Even without his 50%, Truman nonetheless gained a higher percentage than any British Prime Minister since the war, over 7 points more than Mrs Thatcher in 1983; 2 points more than Lord Wilson in 1966, half a point more than Lord Attlee in 1945. Nonetheless his result, under the Electoral College system, could have been easily overturned, or at least put into the House of Representatives. It was not dissimilar from the Kennedy result in 1960, although his popular majority was greater. Truman carried Ohio by only 7,000 and California by 17,000. A switch of 12,000 votes in these two states would therefore have left the House to decide. In Illinois the majority was only 33,000. A switch of another 17,000 there would have given Dewey an absolute victory. In a poll of nearly 50 million a well distributed shift of 29,000 votes, just over .05 per cent of the total, could have produced a reversal.

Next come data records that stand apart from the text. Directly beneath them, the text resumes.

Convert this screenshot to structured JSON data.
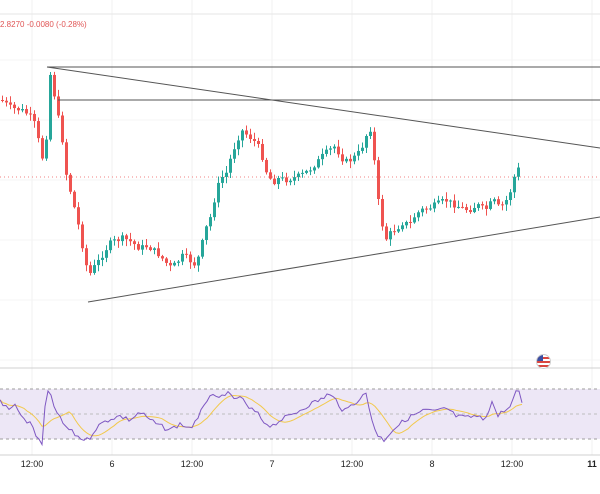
{
  "header": {
    "change_text": "2.8270  -0.0080 (-0.28%)"
  },
  "time_axis": {
    "ticks": [
      {
        "label": "12:00",
        "bold": false
      },
      {
        "label": "6",
        "bold": false
      },
      {
        "label": "12:00",
        "bold": false
      },
      {
        "label": "7",
        "bold": false
      },
      {
        "label": "12:00",
        "bold": false
      },
      {
        "label": "8",
        "bold": false
      },
      {
        "label": "12:00",
        "bold": false
      },
      {
        "label": "11",
        "bold": true
      }
    ]
  },
  "colors": {
    "up": "#26a69a",
    "down": "#ef5350",
    "trendline": "#555555",
    "price_line": "#f08080",
    "rsi_line": "#7e57c2",
    "rsi_ma": "#f2c94c",
    "rsi_band": "#ede7f6"
  },
  "icons": {
    "event_flag": "us-flag-icon"
  },
  "chart_data": {
    "type": "candlestick",
    "sections": [
      "price",
      "rsi"
    ],
    "trendlines": 4,
    "rsi_band": [
      30,
      70
    ]
  }
}
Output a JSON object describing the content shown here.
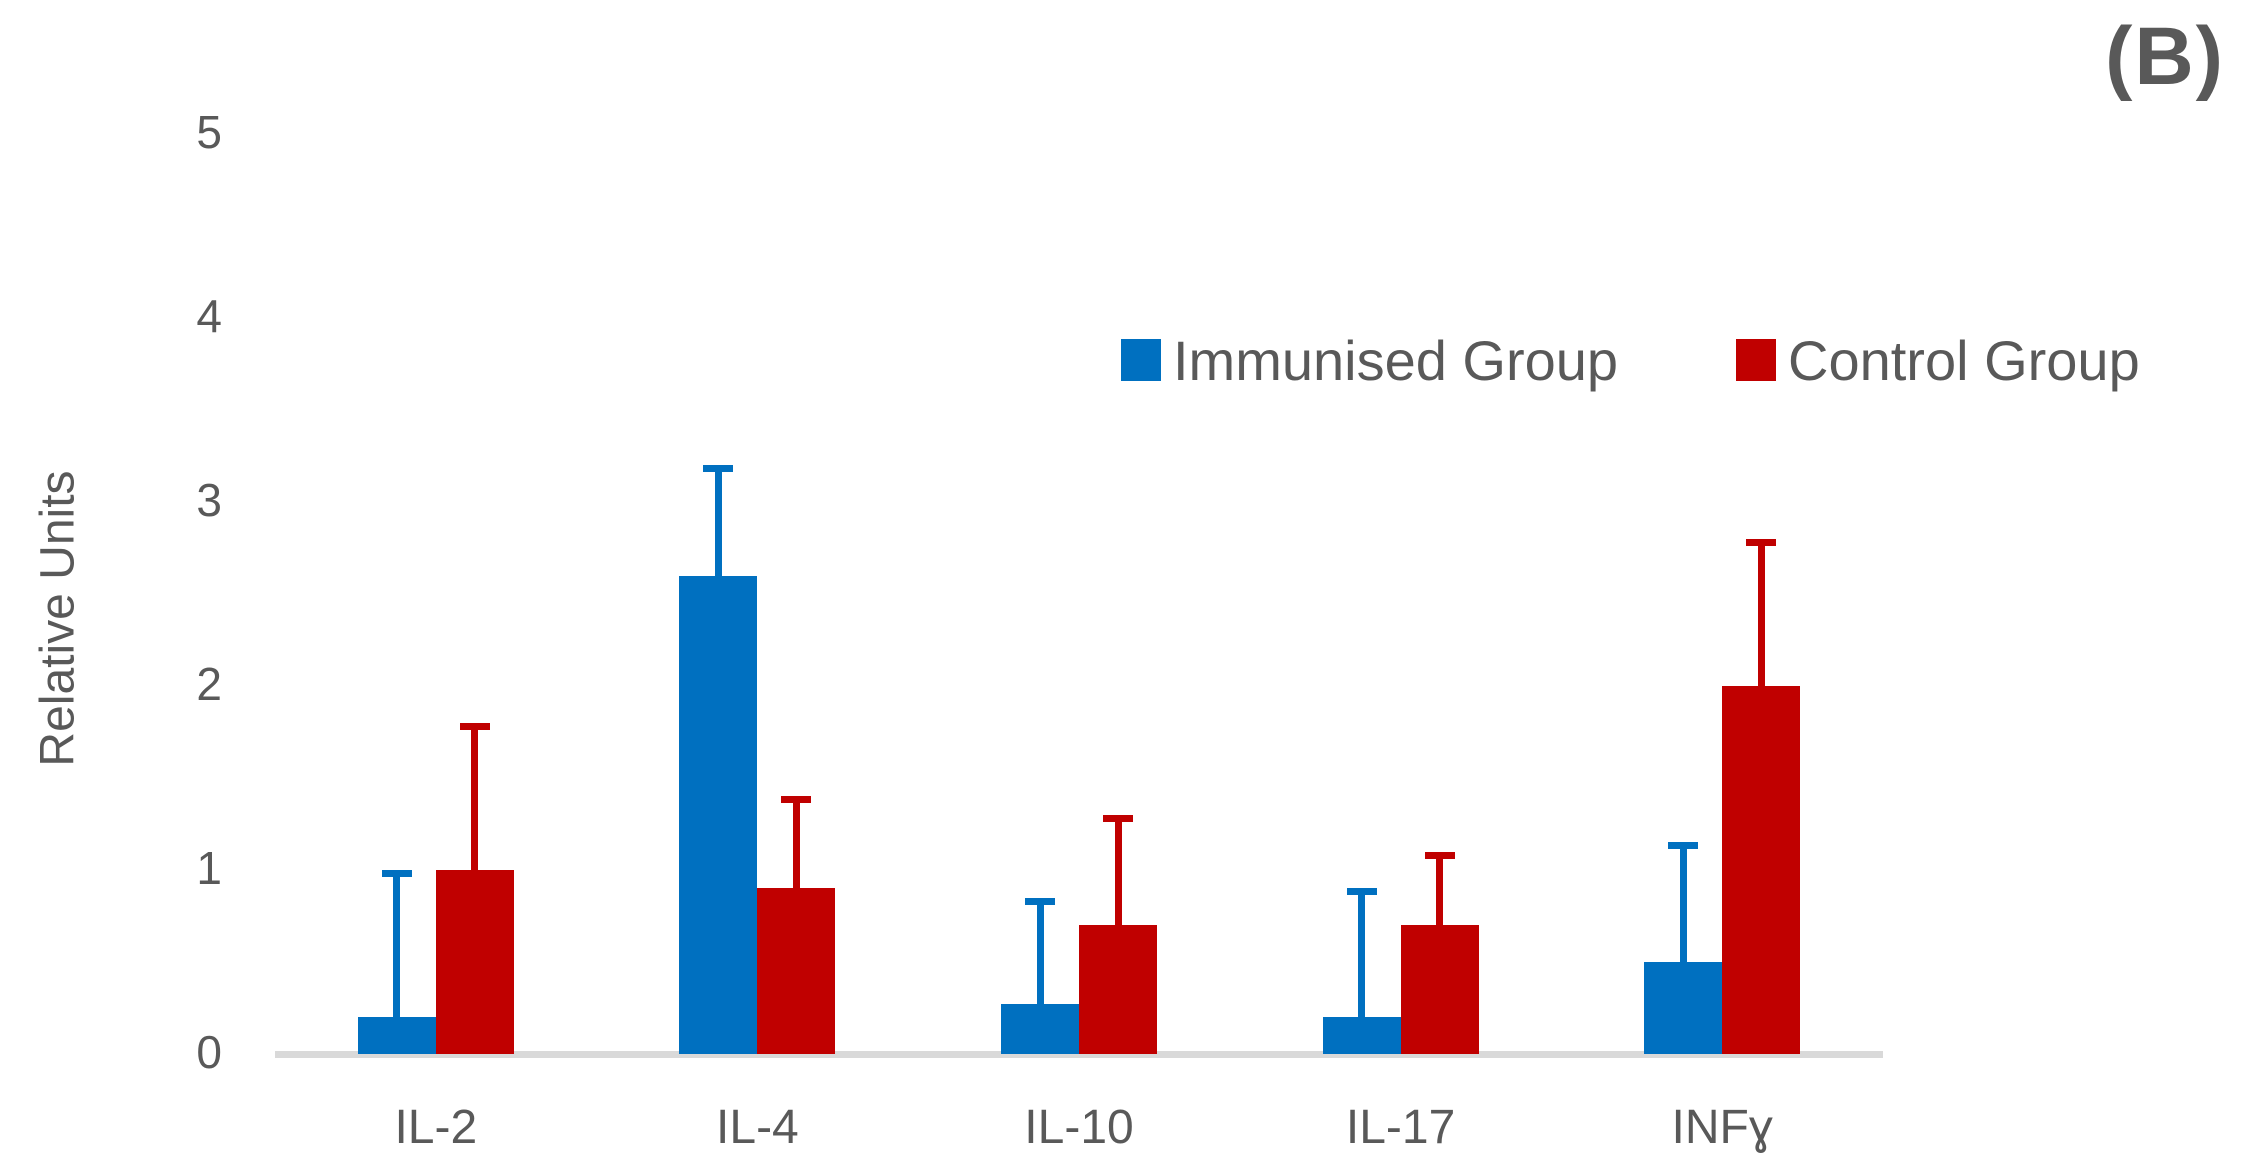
{
  "figure": {
    "panel_label": "(B)"
  },
  "chart_data": {
    "type": "bar",
    "title": "(B)",
    "xlabel": "",
    "ylabel": "Relative Units",
    "ylim": [
      0,
      5
    ],
    "yticks": [
      0,
      1,
      2,
      3,
      4,
      5
    ],
    "grid": false,
    "legend_position": "top-right-inside",
    "categories": [
      "IL-2",
      "IL-4",
      "IL-10",
      "IL-17",
      "INFɣ"
    ],
    "series": [
      {
        "name": "Immunised Group",
        "color": "#0070C0",
        "values": [
          0.2,
          2.6,
          0.27,
          0.2,
          0.5
        ],
        "error_bar_top": [
          1.0,
          3.2,
          0.85,
          0.9,
          1.15
        ]
      },
      {
        "name": "Control Group",
        "color": "#C00000",
        "values": [
          1.0,
          0.9,
          0.7,
          0.7,
          2.0
        ],
        "error_bar_top": [
          1.8,
          1.4,
          1.3,
          1.1,
          2.8
        ]
      }
    ]
  }
}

Truman immediately attributed his triumph to union support ‘Labor did it’, he was reported by the New York Times as having said on the morning after. It is certainly true that in spite of the upsets of 1946 the leaders of both the AFL and CIO worked far more committedly in that campaign than they ever had before, and probably carried most of their members with them; only the ever-aberrant John L. Lewis, flanked this time by Alvanley Johnston, were for Dewey. They also provided the necessary money and foci of organization for his campaign. Several of his most successful major rallies were labour-sponsored. Yet, when all that is said, to suggest that a candidate who lost in Michigan, New York and Pennsylvania was carried to victory on the backs of the union leaders is verging on the fanciful. It was much more the farmers who ‘did it’. This was certainly Dewey’s view, and it was substantially borne out by Truman’s remarkable string of successes across the Middle West, the mountain states and the Pacific. For a Missouri Democrat to carry Kansas suggested that something was stirring deep in the farm belt. One cause was a fall in the price of corn from $2.25 a barrel in July 1948 to $1.26 in October. It was not dissimilar to the 1921 decline. Then it bankrupted Truman. In 1948 it was a major factor in keeping him in the White House. It was a triumph of his campaign that this collapse was blamed not on the incumbent president, but on the outgoing Congress and the candidate who was tarred with their brush.